Pesquisas indicam que a ausência de lixeiras é a reclamação mais frequente feita por turistas, superando dificuldades com idioma e aglomerações. Leslie Saxton, de Riverside, Califórnia, relatou que no seu primeiro dia tentou descartar embalagens de snacks durante uma caminhada e não encontrou nenhuma lixeira até o quarto dia, chegando a gravar um vídeo como se tivesse capturado uma espécie rara ao encontrar uma lixeira em frente a uma loja da Nike.

Com o aumento do lixo deixado em ruas e espaços públicos, inclusive com turistas escondendo resíduos em arbustos ou em parapeitos, algumas localidades começara a mudar suas políticas. No bairro de Shibuya, em Tóquio, autoridades implementaram regras que exigem que lojas de conveniência e cafés instalem lixeiras, sob pena de multa de cerca de US$ 325.

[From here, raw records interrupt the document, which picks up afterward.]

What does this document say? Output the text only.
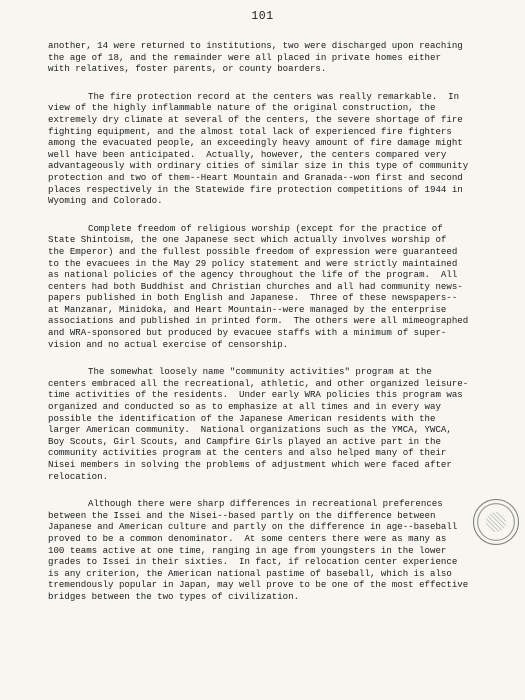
101

another, 14 were returned to institutions, two were discharged upon reaching
the age of 18, and the remainder were all placed in private homes either
with relatives, foster parents, or county boarders.

The fire protection record at the centers was really remarkable.  In
view of the highly inflammable nature of the original construction, the
extremely dry climate at several of the centers, the severe shortage of fire
fighting equipment, and the almost total lack of experienced fire fighters
among the evacuated people, an exceedingly heavy amount of fire damage might
well have been anticipated.  Actually, however, the centers compared very
advantageously with ordinary cities of similar size in this type of community
protection and two of them--Heart Mountain and Granada--won first and second
places respectively in the Statewide fire protection competitions of 1944 in
Wyoming and Colorado.

Complete freedom of religious worship (except for the practice of
State Shintoism, the one Japanese sect which actually involves worship of
the Emperor) and the fullest possible freedom of expression were guaranteed
to the evacuees in the May 29 policy statement and were strictly maintained
as national policies of the agency throughout the life of the program.  All
centers had both Buddhist and Christian churches and all had community news-
papers published in both English and Japanese.  Three of these newspapers--
at Manzanar, Minidoka, and Heart Mountain--were managed by the enterprise
associations and published in printed form.  The others were all mimeographed
and WRA-sponsored but produced by evacuee staffs with a minimum of super-
vision and no actual exercise of censorship.

The somewhat loosely name "community activities" program at the
centers embraced all the recreational, athletic, and other organized leisure-
time activities of the residents.  Under early WRA policies this program was
organized and conducted so as to emphasize at all times and in every way
possible the identification of the Japanese American residents with the
larger American community.  National organizations such as the YMCA, YWCA,
Boy Scouts, Girl Scouts, and Campfire Girls played an active part in the
community activities program at the centers and also helped many of their
Nisei members in solving the problems of adjustment which were faced after
relocation.

Although there were sharp differences in recreational preferences
between the Issei and the Nisei--based partly on the difference between
Japanese and American culture and partly on the difference in age--baseball
proved to be a common denominator.  At some centers there were as many as
100 teams active at one time, ranging in age from youngsters in the lower
grades to Issei in their sixties.  In fact, if relocation center experience
is any criterion, the American national pastime of baseball, which is also
tremendously popular in Japan, may well prove to be one of the most effective
bridges between the two types of civilization.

O Parque de Nara, conhecido pelos cervos que circulam livremente, restabeleceu lixeiras após quatro décadas, instalando recipientes inovadores movidos a energia solar com sensores que comprimem o lixo quando cheio e estampam a mensagem “Save the Deer” em inglês.

Outras cidades têm adotado lixeiras inteligentes, graças a subsídios do governo japonês para essa finalidade. Um exemplo simples é a distribuição de sacos de lixo impermeáveis para turistas na cidade de Kawagoe, nos arredores de Tóquio.

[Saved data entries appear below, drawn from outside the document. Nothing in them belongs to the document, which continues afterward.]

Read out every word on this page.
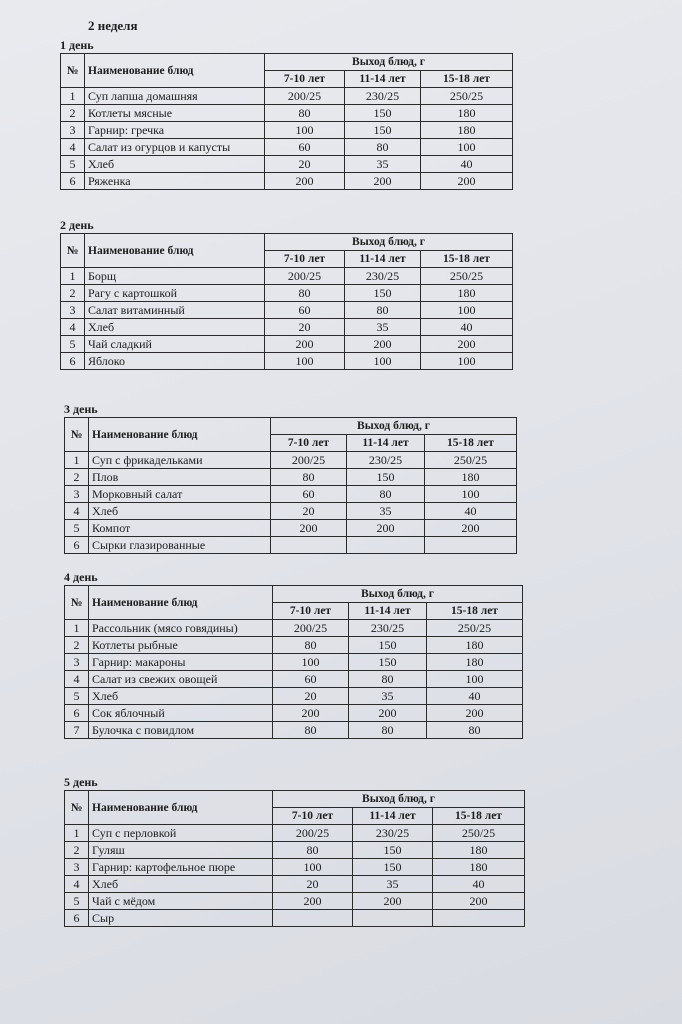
2 неделя
1 день
№	Наименование блюд	Выход блюд, г		
		7-10 лет	11-14 лет	15-18 лет
1	Суп лапша домашняя	200/25	230/25	250/25
2	Котлеты мясные	80	150	180
3	Гарнир: гречка	100	150	180
4	Салат из огурцов и капусты	60	80	100
5	Хлеб	20	35	40
6	Ряженка	200	200	200
2 день
№	Наименование блюд	Выход блюд, г		
		7-10 лет	11-14 лет	15-18 лет
1	Борщ	200/25	230/25	250/25
2	Рагу с картошкой	80	150	180
3	Салат витаминный	60	80	100
4	Хлеб	20	35	40
5	Чай сладкий	200	200	200
6	Яблоко	100	100	100
3 день
№	Наименование блюд	Выход блюд, г		
		7-10 лет	11-14 лет	15-18 лет
1	Суп с фрикадельками	200/25	230/25	250/25
2	Плов	80	150	180
3	Морковный салат	60	80	100
4	Хлеб	20	35	40
5	Компот	200	200	200
6	Сырки глазированные			
4 день
№	Наименование блюд	Выход блюд, г		
		7-10 лет	11-14 лет	15-18 лет
1	Рассольник (мясо говядины)	200/25	230/25	250/25
2	Котлеты рыбные	80	150	180
3	Гарнир: макароны	100	150	180
4	Салат из свежих овощей	60	80	100
5	Хлеб	20	35	40
6	Сок яблочный	200	200	200
7	Булочка с повидлом	80	80	80
5 день
№	Наименование блюд	Выход блюд, г		
		7-10 лет	11-14 лет	15-18 лет
1	Суп с перловкой	200/25	230/25	250/25
2	Гуляш	80	150	180
3	Гарнир: картофельное пюре	100	150	180
4	Хлеб	20	35	40
5	Чай с мёдом	200	200	200
6	Сыр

Além disso, iniciativas comunitárias vêm ganhando força. Um grupo de estudantes da Universidade Seikei, em Tóquio, criaram um projeto onde carregam lixeiras nas costas como mochilas enquanto circulam pela região de Shibuya, incentivando a coleta coletiva de lixo. O projeto, que começou como ação voluntária, agora atrai anunciantes e pretende expandir para outras cidades e eventos culturais.

Nas redes sociais, muitos viajantes compartilham dicas para lidar com a ausência de lixeiras, como sempre levar um saco plástico para armazenar seus resíduos e procurar por lojas de conveniência e grandes estações de trem, que normalmente possuem locais para descarte. A reação diante de uma lixeira se tornou quase uma atração turística, gerando memes e vídeos de surpresa.

O professor Ryo Nishikawa, especialista em turismo na Universidade Rikkyo, explica que o choque dos estrangeiros em relação à falta de lixeiras contrasta com a abundância de banheiros públicos no Japão, que são, na maioria das vezes, gratuitos e acessíveis — algo incomum em países como os Estados Unidos, onde o acesso a banheiros públicos é frequentemente restrito.

Para Miranda Castleberry, a experiência no Japão evidenciou a diferença cultural em relação à gestão do lixo. Ela observou que nos Estados Unidos o descarte inadequado é comum e reforçou sua impressão de que o Japão mantém uma das ruas mais limpas que já visitou, sem precisar mudar sua postura.